Ab dem 25.05.2018 hat sich die Rechtslage geändert. Diese Webseite enthält noch Verweise auf die bisherige Rechtslage. Sie wird fortlaufend aktualisiert.
Dienstag, 29. Mai 2018

7: FAQ - Häufig gestellte Fragen

Haben ehemalige Schülerinnen und Schüler ein Recht auf Einsicht in ihre Abschlussarbeiten und ab wann steht ihnen dieses Recht zu?
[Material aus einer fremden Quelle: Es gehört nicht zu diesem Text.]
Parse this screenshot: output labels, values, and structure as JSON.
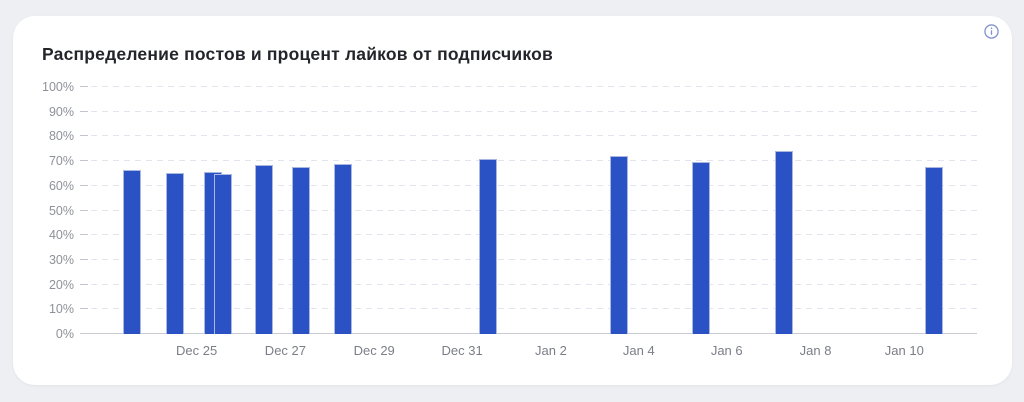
{
  "card": {
    "title": "Распределение постов и процент лайков от подписчиков",
    "info_icon": "info-circle"
  },
  "colors": {
    "page_bg": "#edeff3",
    "card_bg": "#ffffff",
    "title": "#23252b",
    "bar": "#2a52c5",
    "grid": "#e3e5ec",
    "axis_line": "#c8cbd1",
    "y_label": "#8e9199",
    "x_label": "#7b7e87",
    "info_icon": "#8093d1"
  },
  "chart_data": {
    "type": "bar",
    "title": "Распределение постов и процент лайков от подписчиков",
    "xlabel": "",
    "ylabel": "",
    "unit": "%",
    "ylim": [
      0,
      100
    ],
    "grid": "horizontal-dashed",
    "legend_position": "none",
    "y_ticks": [
      {
        "label": "0%",
        "value": 0
      },
      {
        "label": "10%",
        "value": 10
      },
      {
        "label": "20%",
        "value": 20
      },
      {
        "label": "30%",
        "value": 30
      },
      {
        "label": "40%",
        "value": 40
      },
      {
        "label": "50%",
        "value": 50
      },
      {
        "label": "60%",
        "value": 60
      },
      {
        "label": "70%",
        "value": 70
      },
      {
        "label": "80%",
        "value": 80
      },
      {
        "label": "90%",
        "value": 90
      },
      {
        "label": "100%",
        "value": 100
      }
    ],
    "x_ticks": [
      {
        "label": "Dec 25",
        "pos": 13.0
      },
      {
        "label": "Dec 27",
        "pos": 22.9
      },
      {
        "label": "Dec 29",
        "pos": 32.8
      },
      {
        "label": "Dec 31",
        "pos": 42.6
      },
      {
        "label": "Jan 2",
        "pos": 52.5
      },
      {
        "label": "Jan 4",
        "pos": 62.3
      },
      {
        "label": "Jan 6",
        "pos": 72.1
      },
      {
        "label": "Jan 8",
        "pos": 82.0
      },
      {
        "label": "Jan 10",
        "pos": 91.9
      }
    ],
    "bars": [
      {
        "date": "Dec 23",
        "value": 66.5,
        "pos": 5.8
      },
      {
        "date": "Dec 24",
        "value": 65.0,
        "pos": 10.6
      },
      {
        "date": "Dec 25",
        "value": 65.5,
        "pos": 14.8
      },
      {
        "date": "Dec 25",
        "value": 64.7,
        "pos": 15.9
      },
      {
        "date": "Dec 26",
        "value": 68.3,
        "pos": 20.5
      },
      {
        "date": "Dec 27",
        "value": 67.5,
        "pos": 24.6
      },
      {
        "date": "Dec 28",
        "value": 68.7,
        "pos": 29.3
      },
      {
        "date": "Dec 31",
        "value": 70.8,
        "pos": 45.5
      },
      {
        "date": "Jan 3",
        "value": 72.2,
        "pos": 60.1
      },
      {
        "date": "Jan 5",
        "value": 69.5,
        "pos": 69.2
      },
      {
        "date": "Jan 7",
        "value": 73.9,
        "pos": 78.5
      },
      {
        "date": "Jan 10",
        "value": 67.8,
        "pos": 95.2
      }
    ]
  }
}
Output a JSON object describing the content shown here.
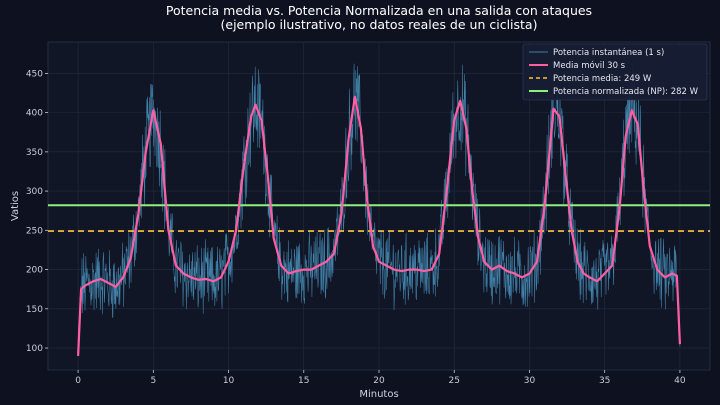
{
  "chart_data": {
    "type": "line",
    "title": "Potencia media vs. Potencia Normalizada en una salida con ataques",
    "subtitle": "(ejemplo ilustrativo, no datos reales de un ciclista)",
    "xlabel": "Minutos",
    "ylabel": "Vatios",
    "xlim": [
      -2,
      42
    ],
    "ylim": [
      72,
      490
    ],
    "xticks": [
      0,
      5,
      10,
      15,
      20,
      25,
      30,
      35,
      40
    ],
    "yticks": [
      100,
      150,
      200,
      250,
      300,
      350,
      400,
      450
    ],
    "grid": true,
    "legend_position": "top-right",
    "attack_peaks_min": [
      5,
      11.8,
      18.4,
      25,
      31.6,
      36.8
    ],
    "series": [
      {
        "name": "Potencia instantánea (1 s)",
        "style": "thin-line",
        "color": "#4f9fcc",
        "range_min": [
          0,
          40
        ],
        "typical_band_w": [
          130,
          470
        ]
      },
      {
        "name": "Media móvil 30 s",
        "style": "line",
        "color": "#ff5fa2",
        "x": [
          0,
          0.2,
          0.5,
          1,
          1.5,
          2,
          2.5,
          3,
          3.5,
          4,
          4.5,
          5,
          5.5,
          6,
          6.5,
          7,
          7.5,
          8,
          8.5,
          9,
          9.5,
          10,
          10.5,
          11,
          11.5,
          11.8,
          12.2,
          12.6,
          13,
          13.5,
          14,
          14.5,
          15,
          15.5,
          16,
          16.5,
          17,
          17.5,
          18,
          18.4,
          18.8,
          19.2,
          19.6,
          20,
          20.5,
          21,
          21.5,
          22,
          22.5,
          23,
          23.5,
          24,
          24.5,
          25,
          25.4,
          25.8,
          26.2,
          26.6,
          27,
          27.5,
          28,
          28.5,
          29,
          29.5,
          30,
          30.5,
          31,
          31.6,
          32,
          32.4,
          32.8,
          33.2,
          33.6,
          34,
          34.5,
          35,
          35.5,
          36,
          36.4,
          36.8,
          37.2,
          37.6,
          38,
          38.5,
          39,
          39.5,
          39.8,
          40
        ],
        "y": [
          90,
          175,
          180,
          185,
          188,
          183,
          178,
          190,
          215,
          270,
          350,
          403,
          360,
          250,
          205,
          195,
          190,
          187,
          188,
          185,
          190,
          210,
          250,
          330,
          395,
          410,
          390,
          320,
          240,
          205,
          195,
          198,
          200,
          200,
          205,
          210,
          220,
          270,
          370,
          420,
          380,
          290,
          230,
          210,
          205,
          200,
          198,
          200,
          200,
          198,
          200,
          220,
          300,
          390,
          415,
          380,
          300,
          240,
          210,
          200,
          205,
          198,
          195,
          190,
          195,
          210,
          280,
          405,
          395,
          320,
          250,
          210,
          195,
          190,
          185,
          195,
          205,
          280,
          370,
          403,
          385,
          300,
          230,
          200,
          190,
          195,
          192,
          105
        ]
      },
      {
        "name": "Potencia media: 249 W",
        "style": "dashed-horizontal",
        "color": "#ffc23a",
        "value": 249
      },
      {
        "name": "Potencia normalizada (NP): 282 W",
        "style": "horizontal",
        "color": "#8ff07a",
        "value": 282
      }
    ]
  }
}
Nach Artikel 15 Abs. 1 EU-DSGVO hat die betroffene Person ein Recht auf Auskunft. Gemäß § 9 Abs. 4 Landesdatenschutzgesetz (LDSG) kann der betroffenen Person (z. B. Abiturientin oder Abiturient) anstelle einer Auskunft auch Akteneinsicht gewährt werden, wenn die Daten in Akten (also in Papierform) enthalten sind.
Abschlussarbeiten werden in papierener Form gespeichert. Somit findet diese Vorschrift Anwendung. Ehemalige Schülerinnen und Schüler können somit nach Abschluss des (Prüfungs-)Verfahrens, also nach Aushändigung des Abschlusszeugnisses, dieses Akteneinsichtsrecht geltend machen.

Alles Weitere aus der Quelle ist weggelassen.